You arrive at your parent’s next assignment–new house, new school, new social soup. Do you:
Dive right in? (turn to page 2)
Hang back? (turn to page 3)
That’s the choice – maybe the biggest choice – facing milteens at a new location: do we open up
our hearts to a new set of friends or keep our heads down and shields up?
I’m not here to tell you there’s a perfect, or even an easy, choice. I’ve aged out of brathood, but
I’ve played it both ways, and I discovered there are pros and cons to both decisions.
Option 1: Dive right in
When my family moved to MacDill AFB in Tampa, I started freshman year at a public high school. My classmates and I experienced high school for the first time together, so I didn’t feel like a newcomer. I threw myself into friendships, track and cross country, and clubs.
Was there a 3-year timer counting down in the back of my mind? Yes, and that was a constant source of low-grade sadness, knowing I wouldn’t graduate with my friends. But Option 1 is all about carpe diem, and I made great memories and connections. The big negative: the heartbreak when the moving van inevitably comes to rip you away from the life you built. The more ties you make, the more those heartstrings hurt when you pull away.
Option 2: Hang back
After Tampa, my family relocated to the beautiful United States Air Force Academy outside Colorado Springs. I’d lived there before in elementary school, and it was bizarre to meet old classmates – all of them civilians – who’d continued through the base school system. Coming into senior year, the local inside jokes were lost on me, the friend groups felt set in stone, and a stress fracture kept me from joining the running teams.
So I focused on academics, and I was able to carry my heavy course load pretty easily… because I didn’t have a life.
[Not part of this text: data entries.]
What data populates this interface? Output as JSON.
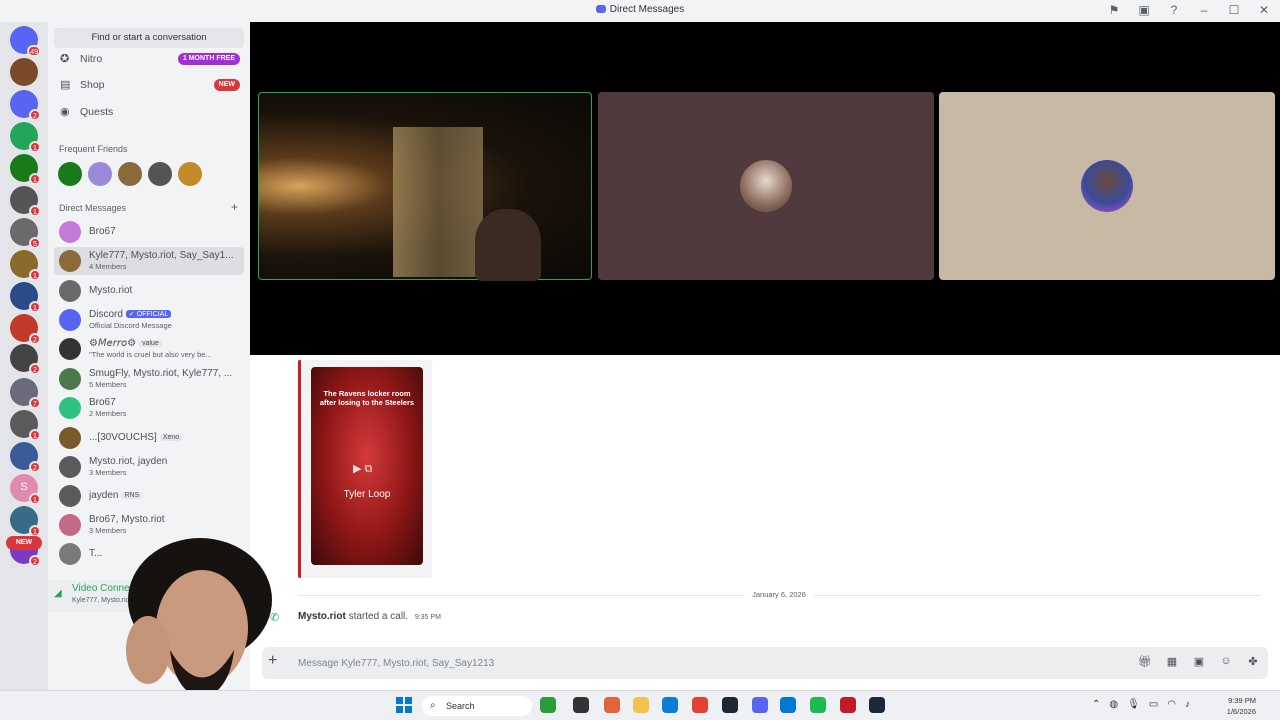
{
  "window": {
    "title": "Direct Messages"
  },
  "titlebar_icons": [
    "inbox-flag-icon",
    "window-icon",
    "help-icon",
    "minimize-icon",
    "maximize-icon",
    "close-icon"
  ],
  "servers": [
    {
      "badge": "49",
      "color": "#5865f2"
    },
    {
      "badge": "",
      "color": "#7a4a2a"
    },
    {
      "badge": "2",
      "color": "#5865f2"
    },
    {
      "badge": "1",
      "color": "#23a55a"
    },
    {
      "badge": "1",
      "color": "#1a7a1a"
    },
    {
      "badge": "1",
      "color": "#555"
    },
    {
      "badge": "5",
      "color": "#6a6a6a"
    },
    {
      "badge": "1",
      "color": "#8a6a2a"
    },
    {
      "badge": "1",
      "color": "#2a4a8a"
    },
    {
      "badge": "2",
      "color": "#c23a2a"
    },
    {
      "badge": "2",
      "color": "#444"
    },
    {
      "badge": "7",
      "color": "#6a6a7a"
    },
    {
      "badge": "1",
      "color": "#5a5a5a"
    },
    {
      "badge": "2",
      "color": "#3a5a9a"
    },
    {
      "badge": "1",
      "color": "#e08ab0",
      "letter": "S"
    },
    {
      "badge": "1",
      "color": "#3a6a8a"
    },
    {
      "badge": "2",
      "color": "#7a3ac2"
    }
  ],
  "new_pill": "NEW",
  "sidebar": {
    "search_placeholder": "Find or start a conversation",
    "nav": [
      {
        "label": "Nitro",
        "icon": "nitro-icon",
        "pill": "1 MONTH FREE",
        "pill_color": "#a12fd6"
      },
      {
        "label": "Shop",
        "icon": "shop-icon",
        "pill": "NEW",
        "pill_color": "#da373c"
      },
      {
        "label": "Quests",
        "icon": "quests-icon",
        "pill": "",
        "pill_color": ""
      }
    ],
    "frequent_friends_label": "Frequent Friends",
    "direct_messages_label": "Direct Messages",
    "dms": [
      {
        "name": "Bro67",
        "sub": "",
        "tag": "",
        "color": "#c47ad8"
      },
      {
        "name": "Kyle777, Mysto.riot, Say_Say1...",
        "sub": "4 Members",
        "tag": "",
        "color": "#8a6a3a"
      },
      {
        "name": "Mysto.riot",
        "sub": "",
        "tag": "",
        "color": "#6a6a6a"
      },
      {
        "name": "Discord",
        "sub": "Official Discord Message",
        "tag": "✓ OFFICIAL",
        "color": "#5865f2"
      },
      {
        "name": "⚙𝘔𝘦𝘳𝘳𝘰⚙",
        "sub": "\"The world is cruel but also very be...",
        "tag": "value",
        "color": "#333"
      },
      {
        "name": "SmugFly, Mysto.riot, Kyle777, ...",
        "sub": "5 Members",
        "tag": "",
        "color": "#4a7a4a"
      },
      {
        "name": "Bro67",
        "sub": "2 Members",
        "tag": "",
        "color": "#2ec27e"
      },
      {
        "name": "...[30VOUCHS]",
        "sub": "",
        "tag": "Xeno",
        "color": "#7a5a2a"
      },
      {
        "name": "Mysto.riot, jayden",
        "sub": "3 Members",
        "tag": "",
        "color": "#5a5a5a"
      },
      {
        "name": "jayden",
        "sub": "",
        "tag": "RNS",
        "color": "#5a5a5a"
      },
      {
        "name": "Bro67, Mysto.riot",
        "sub": "3 Members",
        "tag": "",
        "color": "#c26a8a"
      },
      {
        "name": "T...",
        "sub": "",
        "tag": "",
        "color": "#7a7a7a"
      }
    ]
  },
  "voice": {
    "status": "Video Connected",
    "channel": "Kyle777, Mysto.riot, Sa..."
  },
  "call": {
    "tiles": [
      {
        "kind": "camera",
        "border": "#23a55a"
      },
      {
        "kind": "avatar",
        "bg": "#503a3e",
        "avatar_color": "#8a6a5a"
      },
      {
        "kind": "avatar",
        "bg": "#c7b9a3",
        "avatar_color": "#3a4a9a"
      }
    ]
  },
  "chat": {
    "embed": {
      "caption": "The Ravens locker room after losing to the Steelers",
      "overlay": "Tyler Loop"
    },
    "date_divider": "January 6, 2026",
    "system": {
      "user": "Mysto.riot",
      "text": "started a call.",
      "time": "9:35 PM"
    },
    "composer_placeholder": "Message Kyle777, Mysto.riot, Say_Say1213",
    "composer_tools": [
      "gift-icon",
      "gif-icon",
      "sticker-icon",
      "emoji-icon",
      "apps-icon"
    ]
  },
  "taskbar": {
    "search": "Search",
    "apps": [
      "#2a9d3a",
      "#333",
      "#e0653a",
      "#f2c14e",
      "#0a7ed6",
      "#e34133",
      "#1b2838",
      "#5865f2",
      "#0078d4",
      "#1db954",
      "#c21a2a",
      "#1b2838"
    ],
    "clock_time": "9:39 PM",
    "clock_date": "1/6/2026"
  }
}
It was a lonely time – the big negative of Option 2. I knew I’d be leaving for college on the east coast after graduation, so while I found people to eat lunch and study for AP Lit tests with, I wasn’t there to make new friends. Instead, I kept in touch with old ones, and I hung out with my family a lot, which turned out to be a blessing. My dad deployed when I left for college, so that year in Colorado sticks in my memory as the last time we were really a family before kids left the nest. We’re still close, and I attribute a lot of that to the connections we made while everything around us changed every few years.
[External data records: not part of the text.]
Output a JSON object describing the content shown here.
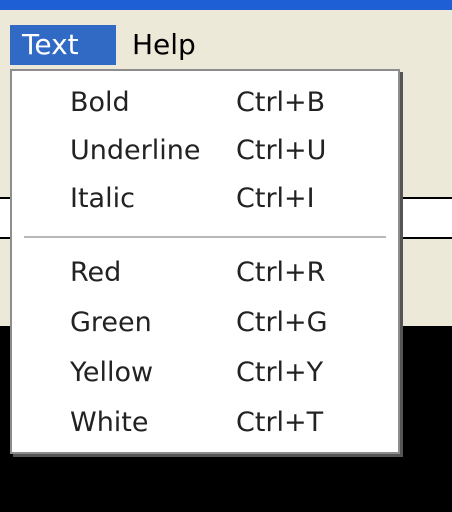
{
  "menubar": {
    "items": [
      {
        "label": "Text",
        "active": true
      },
      {
        "label": "Help",
        "active": false
      }
    ]
  },
  "text_menu": {
    "groups": [
      [
        {
          "label": "Bold",
          "shortcut": "Ctrl+B"
        },
        {
          "label": "Underline",
          "shortcut": "Ctrl+U"
        },
        {
          "label": "Italic",
          "shortcut": "Ctrl+I"
        }
      ],
      [
        {
          "label": "Red",
          "shortcut": "Ctrl+R"
        },
        {
          "label": "Green",
          "shortcut": "Ctrl+G"
        },
        {
          "label": "Yellow",
          "shortcut": "Ctrl+Y"
        },
        {
          "label": "White",
          "shortcut": "Ctrl+T"
        }
      ]
    ]
  },
  "colors": {
    "menubar_bg": "#ece9d8",
    "active_menu_bg": "#316ac5",
    "menu_bg": "#ffffff",
    "window_frame": "#1f5fd6"
  }
}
As spunky military teen protagonists, you get to make a choice every time you move: to form new connections or lean on old ones? As I said before, neither option protects you from heartbreak or loneliness, and circumstances might push you toward one or the other. Whichever you decide, make sure you have a tribe, even if it’s your nuclear family.
Author and journalist Sebastian Junger wrote a whole book about the importance of tribes called (you guessed it) Tribe: On Homecoming and Belonging. He served as a war reporter in Afghanistan in the early 2000’s and interviewed veterans about their experience returning home. He’s written books, made films, and spoken on the topics of connection, trauma, and meaningful community. A lot of what he says rings true for me as I think about my experience as a military kid.
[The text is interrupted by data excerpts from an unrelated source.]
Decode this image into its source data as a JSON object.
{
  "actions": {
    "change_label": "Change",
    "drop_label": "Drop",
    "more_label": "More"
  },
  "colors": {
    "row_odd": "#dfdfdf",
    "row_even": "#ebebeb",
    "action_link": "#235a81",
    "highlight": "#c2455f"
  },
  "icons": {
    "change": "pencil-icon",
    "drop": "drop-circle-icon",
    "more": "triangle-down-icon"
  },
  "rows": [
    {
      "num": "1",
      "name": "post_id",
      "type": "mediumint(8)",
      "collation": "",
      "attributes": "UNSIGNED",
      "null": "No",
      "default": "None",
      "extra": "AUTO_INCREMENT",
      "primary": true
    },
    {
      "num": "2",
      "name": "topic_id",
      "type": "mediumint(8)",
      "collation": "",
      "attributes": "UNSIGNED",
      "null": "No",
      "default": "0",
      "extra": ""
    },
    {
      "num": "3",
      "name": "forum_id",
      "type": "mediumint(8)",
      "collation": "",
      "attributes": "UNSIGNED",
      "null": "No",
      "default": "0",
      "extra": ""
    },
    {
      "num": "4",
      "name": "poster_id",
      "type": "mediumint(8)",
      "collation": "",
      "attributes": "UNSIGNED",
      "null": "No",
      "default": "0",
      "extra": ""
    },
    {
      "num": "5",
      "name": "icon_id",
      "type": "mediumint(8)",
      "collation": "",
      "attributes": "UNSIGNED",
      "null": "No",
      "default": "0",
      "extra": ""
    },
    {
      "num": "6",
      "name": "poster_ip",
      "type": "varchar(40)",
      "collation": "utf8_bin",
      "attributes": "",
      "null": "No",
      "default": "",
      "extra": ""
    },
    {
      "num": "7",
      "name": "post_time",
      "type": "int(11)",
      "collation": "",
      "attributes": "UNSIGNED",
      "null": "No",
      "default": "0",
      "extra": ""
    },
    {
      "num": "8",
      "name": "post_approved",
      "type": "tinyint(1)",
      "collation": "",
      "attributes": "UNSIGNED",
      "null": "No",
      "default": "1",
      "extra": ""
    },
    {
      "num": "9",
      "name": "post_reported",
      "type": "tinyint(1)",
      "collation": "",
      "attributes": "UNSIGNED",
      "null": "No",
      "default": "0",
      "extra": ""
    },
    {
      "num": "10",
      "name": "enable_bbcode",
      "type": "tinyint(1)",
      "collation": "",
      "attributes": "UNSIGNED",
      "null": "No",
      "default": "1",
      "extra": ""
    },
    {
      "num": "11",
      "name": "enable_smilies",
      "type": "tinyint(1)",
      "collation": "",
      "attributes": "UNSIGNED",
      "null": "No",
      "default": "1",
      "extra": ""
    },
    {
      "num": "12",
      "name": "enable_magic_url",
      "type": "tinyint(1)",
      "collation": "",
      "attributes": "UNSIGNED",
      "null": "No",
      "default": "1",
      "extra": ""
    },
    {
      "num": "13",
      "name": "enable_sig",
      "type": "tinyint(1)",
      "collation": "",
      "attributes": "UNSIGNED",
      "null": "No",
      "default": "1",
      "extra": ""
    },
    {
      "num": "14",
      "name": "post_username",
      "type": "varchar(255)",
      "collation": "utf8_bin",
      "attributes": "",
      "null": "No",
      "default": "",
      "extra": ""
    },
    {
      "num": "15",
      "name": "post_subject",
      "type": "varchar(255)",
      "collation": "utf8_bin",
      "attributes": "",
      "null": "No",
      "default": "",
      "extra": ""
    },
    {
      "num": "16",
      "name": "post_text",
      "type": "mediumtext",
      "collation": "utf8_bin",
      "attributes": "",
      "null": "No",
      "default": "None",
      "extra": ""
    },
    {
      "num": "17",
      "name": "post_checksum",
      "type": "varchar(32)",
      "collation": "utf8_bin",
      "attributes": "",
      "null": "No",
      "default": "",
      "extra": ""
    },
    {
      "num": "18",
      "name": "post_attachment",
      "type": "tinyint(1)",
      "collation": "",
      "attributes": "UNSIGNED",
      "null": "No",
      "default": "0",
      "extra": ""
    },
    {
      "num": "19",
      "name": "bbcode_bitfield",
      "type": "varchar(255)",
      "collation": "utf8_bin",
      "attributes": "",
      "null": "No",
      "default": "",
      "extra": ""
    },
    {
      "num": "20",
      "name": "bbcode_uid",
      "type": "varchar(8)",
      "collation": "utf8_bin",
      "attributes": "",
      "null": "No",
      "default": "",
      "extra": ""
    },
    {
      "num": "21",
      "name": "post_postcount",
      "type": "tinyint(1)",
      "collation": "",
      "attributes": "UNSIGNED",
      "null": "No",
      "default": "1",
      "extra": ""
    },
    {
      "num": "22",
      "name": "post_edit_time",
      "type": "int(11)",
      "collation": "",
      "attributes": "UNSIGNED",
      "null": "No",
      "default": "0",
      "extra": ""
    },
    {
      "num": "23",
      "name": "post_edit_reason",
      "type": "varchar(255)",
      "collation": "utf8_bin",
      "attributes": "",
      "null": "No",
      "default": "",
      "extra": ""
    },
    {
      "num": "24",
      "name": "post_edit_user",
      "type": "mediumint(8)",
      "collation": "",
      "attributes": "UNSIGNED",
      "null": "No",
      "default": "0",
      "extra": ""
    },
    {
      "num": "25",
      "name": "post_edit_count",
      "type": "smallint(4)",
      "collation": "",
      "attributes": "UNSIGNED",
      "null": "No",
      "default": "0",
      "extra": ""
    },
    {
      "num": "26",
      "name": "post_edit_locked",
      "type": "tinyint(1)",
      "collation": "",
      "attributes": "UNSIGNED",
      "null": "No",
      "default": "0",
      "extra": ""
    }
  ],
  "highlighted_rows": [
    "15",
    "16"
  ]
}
One quote that’s stuck with me:
“Human beings need three basic things in order to be content: they need to feel competent at what they do; they need to feel authentic in their lives; and they need to feel connected to others.”
Isolation, Junger writes, is terrible for humans. Despite our iPhones and wifi, we need a sense of
connection as much as prehistoric hunter-gatherers. We still need our tribe. How can you find yours? Maybe you make deep connections in a new place bravely, knowing it’ll hurt when your time there is over. Maybe you focus more on family or past connections and accepting some local loneliness. Whatever you do, make the choice that keeps you feeling fulfilled, authentic, and connected to the tribe you need.